To many Americans the word Islam is synonymous with terrorism, violence and extremism. And yet six million or more Muslims live and work within our borders. They're our neighbors, co-workers, physicians, fellow businessmen and colleagues.

Should these people whose worldview is so alien to American culture be considered friend or foe? Should Americans view Islam as a fanatical religion that threatens our nation, or welcome it as a rich addition to America's diverse cultural landscape?

For a growing number of Americans in urban and rural areas across the nation, these questions are more than theoretical. And for Christians who believe that God superintends all of history, the presence of Muslims in our neighborhoods and workplaces raises the question: "What is God doing?"

"Despite the fact that it is creating a lot of chaos in the our society and in the world in general, I believe God's purpose in bringing so many Muslims to America is so they can be reached with the Gospel," said Jeff Marlowe. Marlowe is a missionary trainer with Enterprise, an Atlanta-based church planting initiative affiliated with the Presbyterian Church in America.

Marlowe, a former missionary in Senegal and Quebec, said most Muslims come to America seeking economic opportunity. "Many come because they are very highly skilled, including many hi-tech workers and physicians. In a global economy, American industry is very ready to employ people from nations such as Pakistan, India and Saudi Arabia," he said.

Still other Muslims follow opportunities in the service industry such as hotel or convenience store management, according to Rev. Ashton T. "Tat" Stewart, director of Persian Ministries for World Witness in Colorado. Stewart said service jobs are taking more and more Muslims into smaller towns and rural areas across America.

Political refugees from countries in war-torn countries in Africa and the Middle East make up another significant group of Muslims coming to the U.S. Marlowe said his family recently shared their home with one such family from Somalia. The family had lived for 12 years in a refugee camp in Kenya before being relocated to Clarkston, Georgia, through a program of World Relief, a Christian organization.
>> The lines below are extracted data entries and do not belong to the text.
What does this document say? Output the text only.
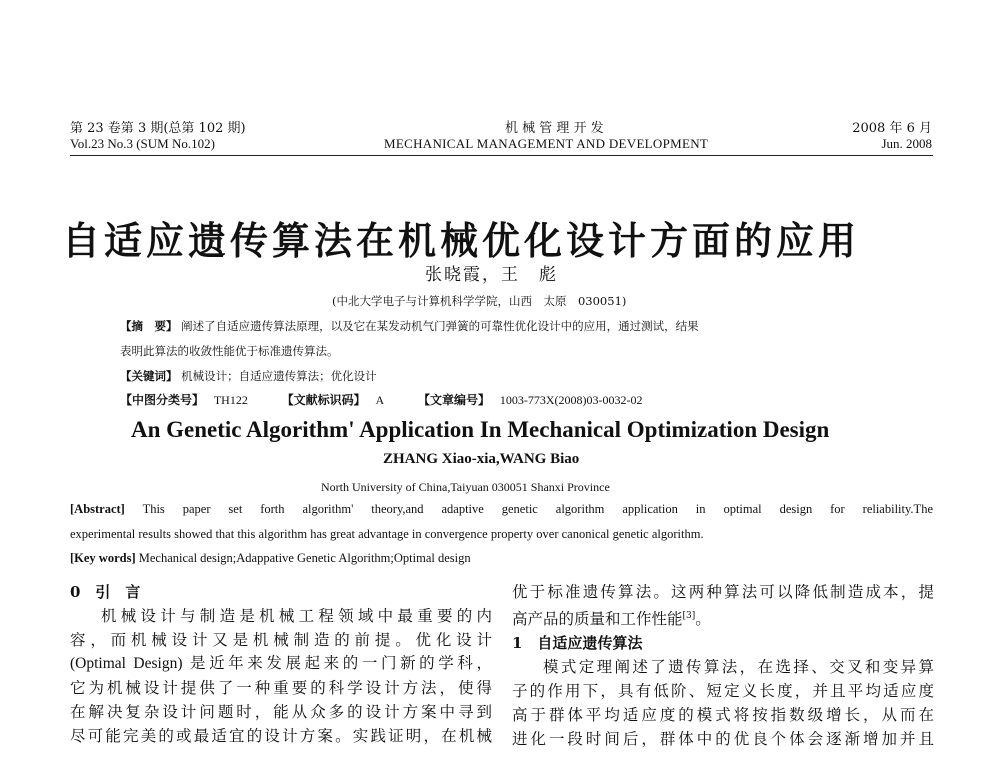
第 23 卷第 3 期(总第 102 期)
Vol.23 No.3 (SUM No.102)
机 械 管 理 开 发
MECHANICAL MANAGEMENT AND DEVELOPMENT
2008 年 6 月
Jun. 2008
自适应遗传算法在机械优化设计方面的应用
张晓霞，王　彪
(中北大学电子与计算机科学学院，山西　太原　030051)
【摘　要】 阐述了自适应遗传算法原理，以及它在某发动机气门弹簧的可靠性优化设计中的应用，通过测试，结果
表明此算法的收敛性能优于标准遗传算法。
【关键词】 机械设计；自适应遗传算法；优化设计
【中图分类号】 TH122	【文献标识码】 A	【文章编号】 1003-773X(2008)03-0032-02
An Genetic Algorithm' Application In Mechanical Optimization Design
ZHANG Xiao-xia,WANG Biao
North University of China,Taiyuan 030051 Shanxi Province
[Abstract] This paper set forth algorithm' theory,and adaptive genetic algorithm application in optimal design for reliability.The
experimental results showed that this algorithm has great advantage in convergence property over canonical genetic algorithm.
[Key words] Mechanical design;Adappative Genetic Algorithm;Optimal design
0　引　言

机械设计与制造是机械工程领域中最重要的内

容，而机械设计又是机械制造的前提。优化设计

(Optimal Design) 是近年来发展起来的一门新的学科，

它为机械设计提供了一种重要的科学设计方法，使得

在解决复杂设计问题时，能从众多的设计方案中寻到

尽可能完美的或最适宜的设计方案。实践证明，在机械

优于标准遗传算法。这两种算法可以降低制造成本，提

高产品的质量和工作性能[3]。
1　自适应遗传算法

模式定理阐述了遗传算法，在选择、交叉和变异算

子的作用下，具有低阶、短定义长度，并且平均适应度

高于群体平均适应度的模式将按指数级增长，从而在

进化一段时间后，群体中的优良个体会逐渐增加并且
Although Islamic terrorists in our nation are an obvious reality, Stewart contends that the number of Muslims who come to America with hostile political intentions is extremely small. They are generally identified with militant extremist within countries such as Saudi Arabia, he said.

Reflecting the scope of Muslim cultures across America, statistics from the Hartford Institute for Religious Research indicate more than 1,200 mosques in the U.S. They are attended by South Asian Muslims (Pakistani, Indian, Bangladeshi, Afghani, 33 percent); African-America Muslims (30 percent); Arab Muslims (25 percent); Sub-Saharan African Muslims (3.4 percent); European Muslims (Bosnian, Tartar, Kosovar, etc. 2.1 percent); White American Muslims (1.6 percent); Southeast Asian Muslims (Malaysian, Indonesian, Filipino 1.3 percent); Caribbean Muslims (1.2 percent); Turkish Muslims (1.1 percent); Iranian Muslims 0.7 percent); and Hispanic/Latino Muslims (0.6 percent).

"It is also important not to stereotype Islam as a simple religion that promotes violence," writes Abdul Saleeb (pseudonym) in The Dark Side of Islam, a book co-written by Saleeb and well-known Christian teacher R.C. Sproul (Crossway Books, 2003). "In fact, Islam has a rich tradition in its intellectual history and in its cultural achievements .... We must take Islam seriously as a coherent, systematic faith that presents strong challenges against the Christian faith."

Privilege and Price of Sharing Christ
For Stewart, fluent in Persian and Turkish, the motivation to take the Christian gospel to Muslims is found in the Bible. He cites: "From one man he made every nation of men, that they should inhabit the whole earth; and he determined the times set for them and the exact places where they should live. God did this so that men would seek him and perhaps reach out for him and find him, though he is not far from each of us" (Acts 17:26, 27, NIV).